Smartphones posted half the growth in 2015 compared to the year prior, while the amount of wireless data nearly tripled, a new report shows, findings that come after Apple (AAPL) - Get Reportsold fewer iPhones for the first time ever in the first quarter.
Industry organization CTIA - The Wireless Association came out with a report showing the number of reported smartphones in the U.S. last year grew to 228 million from 208 million in 2014, an increase of 9.6%. The 2015 growth rate is nearly half the 18.9% from the year before.
"As your denominator gets larger, your growth rate gets smaller," Robert Roche, CTIA vice president of research public affairs, said, speaking of the slower growth.
"We'll have really strong additions one year and slower additions one year, and really strong additions the next year," he continued. The reported number of smartphones stood at 50 million in 2009, according to the data, and Roche noted that despite fluctuations in the growth percentage, the trend has been upward.
In April, Apple reported its first-ever drop in iPhone sales. The company sold 51.2 million devices in the second quarter of its fiscal year, a 16.3% decline from 61.2 million from the same time last year.
Angelo Zino, an analyst covering Apple at S&P Global Market Intelligence, said Apple can increase sales domestically by improving their devices.
"Within the U.S. specifically, the focus is going to be on [Apple] making better devices," Zino said. "You have the recent fact that they released their iPhone SE in late March.
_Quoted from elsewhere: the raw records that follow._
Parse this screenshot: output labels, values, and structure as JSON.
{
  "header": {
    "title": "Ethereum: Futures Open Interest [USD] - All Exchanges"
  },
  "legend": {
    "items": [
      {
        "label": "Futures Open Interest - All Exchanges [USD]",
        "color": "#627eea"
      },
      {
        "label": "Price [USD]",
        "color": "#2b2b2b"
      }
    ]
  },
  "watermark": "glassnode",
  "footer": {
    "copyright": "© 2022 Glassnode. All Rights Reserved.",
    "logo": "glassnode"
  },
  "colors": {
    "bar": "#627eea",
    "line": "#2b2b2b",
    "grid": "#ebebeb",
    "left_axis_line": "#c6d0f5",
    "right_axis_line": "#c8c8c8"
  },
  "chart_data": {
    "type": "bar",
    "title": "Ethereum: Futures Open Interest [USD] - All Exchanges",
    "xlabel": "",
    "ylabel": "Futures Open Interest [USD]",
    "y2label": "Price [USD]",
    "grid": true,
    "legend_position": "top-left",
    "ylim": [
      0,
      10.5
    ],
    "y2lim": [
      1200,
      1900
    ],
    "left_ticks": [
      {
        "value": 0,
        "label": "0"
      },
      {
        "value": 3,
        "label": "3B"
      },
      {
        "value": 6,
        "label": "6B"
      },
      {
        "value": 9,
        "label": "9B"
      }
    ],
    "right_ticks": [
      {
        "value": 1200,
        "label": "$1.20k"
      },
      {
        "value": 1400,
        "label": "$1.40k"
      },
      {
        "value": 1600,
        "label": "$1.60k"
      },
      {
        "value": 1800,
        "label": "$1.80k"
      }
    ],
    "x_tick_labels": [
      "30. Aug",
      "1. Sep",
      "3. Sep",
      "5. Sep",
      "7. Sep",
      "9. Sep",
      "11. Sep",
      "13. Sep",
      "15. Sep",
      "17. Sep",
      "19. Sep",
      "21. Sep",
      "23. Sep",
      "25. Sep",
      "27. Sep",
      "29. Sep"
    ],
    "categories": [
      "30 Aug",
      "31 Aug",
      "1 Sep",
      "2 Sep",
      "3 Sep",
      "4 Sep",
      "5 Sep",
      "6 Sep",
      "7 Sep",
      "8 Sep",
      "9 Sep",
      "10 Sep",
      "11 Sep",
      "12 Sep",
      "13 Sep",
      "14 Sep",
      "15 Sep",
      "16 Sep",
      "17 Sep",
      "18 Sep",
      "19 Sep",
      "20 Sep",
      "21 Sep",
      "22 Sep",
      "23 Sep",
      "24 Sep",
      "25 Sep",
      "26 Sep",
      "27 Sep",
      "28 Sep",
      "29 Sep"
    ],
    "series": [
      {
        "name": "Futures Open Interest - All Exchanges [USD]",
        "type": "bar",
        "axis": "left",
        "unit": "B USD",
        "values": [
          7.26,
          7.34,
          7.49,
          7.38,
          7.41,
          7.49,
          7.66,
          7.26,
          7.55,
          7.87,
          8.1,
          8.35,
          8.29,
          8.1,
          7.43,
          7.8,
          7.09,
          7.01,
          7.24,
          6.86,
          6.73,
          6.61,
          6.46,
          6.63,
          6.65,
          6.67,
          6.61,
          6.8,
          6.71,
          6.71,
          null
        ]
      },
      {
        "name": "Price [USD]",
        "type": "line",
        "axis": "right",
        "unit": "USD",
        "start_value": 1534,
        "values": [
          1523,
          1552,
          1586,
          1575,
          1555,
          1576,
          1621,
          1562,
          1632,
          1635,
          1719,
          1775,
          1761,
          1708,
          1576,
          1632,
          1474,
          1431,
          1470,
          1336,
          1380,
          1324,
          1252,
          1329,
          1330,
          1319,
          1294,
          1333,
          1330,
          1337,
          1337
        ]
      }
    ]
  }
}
That should help generate some consumer demand from more price-sensitive consumers."
News reports of Apple possibly switching its iPhone display from LCD displays to OLED screen displays could also boost sales, Zino said.
"You're talking about higher-quality displays, which should entice consumers to replace their older smartphones," Zino said. "They've probably got the highest [customer] retention rate in the smartphone category," adding that Apple "need[s] to find a way to improve the [iPhone] upgrade rate."
The findings show a similar trend to a report market research firm International Data Corporation released on April 27. That report showed global smartphone shipments of 334.9 million in the first quarter of 2016, an increase from 334.3 million for the same period last year, marking the slowest year-over-growth on record.
"The easy low-hanging fruit for potentially looking to reaccelerate the growth within the smartphone business would be growing in new emerging markets," Zino said, referring to the Cupertino, Calif-based company's global iPhone presence.
An Apple spokesman referred TheStreet to second-quarter earnings call for the company's emerging market strategy. On the call, Apple CEO Tim Cook noted there was still room to grow in emerging markets, citing India specifically, a country he visited this month.
"[W]ith only 42% smartphone penetration of the global handset market today, the iPhone is still attracting millions of first-time smartphone buyers each quarter, especially from emerging markets," Cook said. "For example, in India our iPhone sales were up 56% from a year ago."
Data released in February from the Pew Research Center showed Internet usage and smartphone ownership increased in emerging and developing markets specifically from 2013 to 2015. In 2013, a median of 45% of people from 21 emerging or developing nations reported using the Internet or owning a smartphone, a number which increased to 54% by 2015.
For comparison, 89% of adults in the U.S. used the Internet and 72% owned a smartphone.